Widely Used Measures of Pre-K Classroom Quality
What We Know, Gaps in the Field, and Promising New Directions
High-quality pre-K sets children on a path for success in kindergarten and beyond. Yet most children in the United States do not attend high-quality programs, with particularly pronounced gaps in quality for children from families with low incomes, dual language learners, Black children, and Latino children.
Ensuring equitable access to high-quality pre-K requires being able to measure quality, particularly at a large scale. Accurate, reliable, and timely measurement of pre-K quality can help parents make better choices when they have multiple early learning options, and can help policymakers, school administrators, and educators improve the quality of early education settings.
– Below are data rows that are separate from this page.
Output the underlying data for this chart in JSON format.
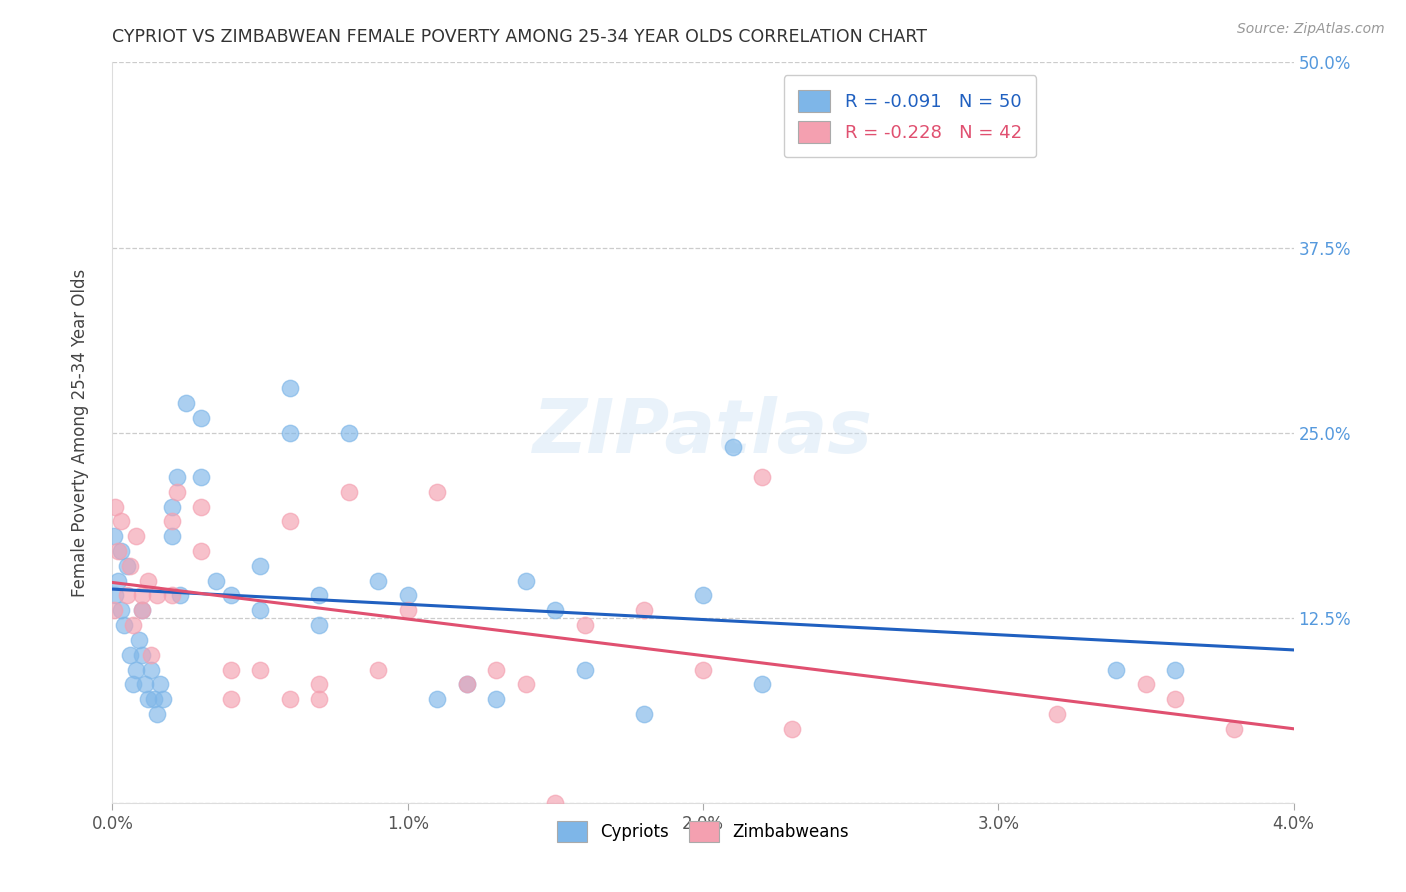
{
  "title": "CYPRIOT VS ZIMBABWEAN FEMALE POVERTY AMONG 25-34 YEAR OLDS CORRELATION CHART",
  "source": "Source: ZipAtlas.com",
  "xlabel": "",
  "ylabel": "Female Poverty Among 25-34 Year Olds",
  "xlim": [
    0.0,
    0.04
  ],
  "ylim": [
    0.0,
    0.5
  ],
  "xtick_labels": [
    "0.0%",
    "1.0%",
    "2.0%",
    "3.0%",
    "4.0%"
  ],
  "xtick_vals": [
    0.0,
    0.01,
    0.02,
    0.03,
    0.04
  ],
  "ytick_vals": [
    0.0,
    0.125,
    0.25,
    0.375,
    0.5
  ],
  "ytick_labels_right": [
    "",
    "12.5%",
    "25.0%",
    "37.5%",
    "50.0%"
  ],
  "grid_color": "#cccccc",
  "watermark": "ZIPatlas",
  "legend_R1": "R = -0.091",
  "legend_N1": "N = 50",
  "legend_R2": "R = -0.228",
  "legend_N2": "N = 42",
  "cypriot_color": "#7EB6E8",
  "zimbabwean_color": "#F4A0B0",
  "cypriot_line_color": "#2060C0",
  "zimbabwean_line_color": "#E05070",
  "cypriot_x": [
    5e-05,
    0.0001,
    0.0002,
    0.0003,
    0.0003,
    0.0004,
    0.0005,
    0.0006,
    0.0007,
    0.0008,
    0.0009,
    0.001,
    0.001,
    0.0011,
    0.0012,
    0.0013,
    0.0014,
    0.0015,
    0.0016,
    0.0017,
    0.002,
    0.002,
    0.0022,
    0.0023,
    0.0025,
    0.003,
    0.003,
    0.0035,
    0.004,
    0.005,
    0.005,
    0.006,
    0.006,
    0.007,
    0.007,
    0.008,
    0.009,
    0.01,
    0.011,
    0.012,
    0.013,
    0.014,
    0.015,
    0.016,
    0.018,
    0.02,
    0.021,
    0.022,
    0.034,
    0.036
  ],
  "cypriot_y": [
    0.18,
    0.14,
    0.15,
    0.17,
    0.13,
    0.12,
    0.16,
    0.1,
    0.08,
    0.09,
    0.11,
    0.13,
    0.1,
    0.08,
    0.07,
    0.09,
    0.07,
    0.06,
    0.08,
    0.07,
    0.2,
    0.18,
    0.22,
    0.14,
    0.27,
    0.22,
    0.26,
    0.15,
    0.14,
    0.16,
    0.13,
    0.25,
    0.28,
    0.14,
    0.12,
    0.25,
    0.15,
    0.14,
    0.07,
    0.08,
    0.07,
    0.15,
    0.13,
    0.09,
    0.06,
    0.14,
    0.24,
    0.08,
    0.09,
    0.09
  ],
  "zimbabwean_x": [
    5e-05,
    0.0001,
    0.0002,
    0.0003,
    0.0005,
    0.0006,
    0.0007,
    0.0008,
    0.001,
    0.001,
    0.0012,
    0.0013,
    0.0015,
    0.002,
    0.002,
    0.0022,
    0.003,
    0.003,
    0.004,
    0.004,
    0.005,
    0.006,
    0.006,
    0.007,
    0.007,
    0.008,
    0.009,
    0.01,
    0.011,
    0.012,
    0.013,
    0.014,
    0.015,
    0.016,
    0.018,
    0.02,
    0.022,
    0.023,
    0.032,
    0.035,
    0.036,
    0.038
  ],
  "zimbabwean_y": [
    0.13,
    0.2,
    0.17,
    0.19,
    0.14,
    0.16,
    0.12,
    0.18,
    0.14,
    0.13,
    0.15,
    0.1,
    0.14,
    0.19,
    0.14,
    0.21,
    0.17,
    0.2,
    0.09,
    0.07,
    0.09,
    0.19,
    0.07,
    0.08,
    0.07,
    0.21,
    0.09,
    0.13,
    0.21,
    0.08,
    0.09,
    0.08,
    0.0,
    0.12,
    0.13,
    0.09,
    0.22,
    0.05,
    0.06,
    0.08,
    0.07,
    0.05
  ]
}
At its core, early childhood measurement is an equity issue.
Although there are many available measures of the learning experiences of children in pre-K, only a few have been widely used. As reviewed in this brief, these commonly used measures have many strengths, such as facilitating cross-system comparisons of quality and identifying areas for teachers’ growth. However, existing widely used measures tend to be weak predictors of gains in children’s skills in pre-K, overlook individual learning experiences, pay limited attention to cultural responsiveness, and typically do not measure the content of children’s learning. Policymakers, program administrators, and teachers can only respond to what is measured. Because of these shortcomings, when used in isolation, these measures may unintentionally hold back progress critical to closing gaps in early learning quality, equity, and opportunity.
These limitations have led experts to call for a new generation of quality measurement work in early childhood. Some of this work has already begun. This brief describes the existing landscape of widely used measures of pre-K quality, further spotlights some of the newer measurement work, and concludes with a discussion of future directions for the field. Investing now to strengthen measures of pre-K quality is critical to building equitable early learning opportunities for children from historically marginalized groups.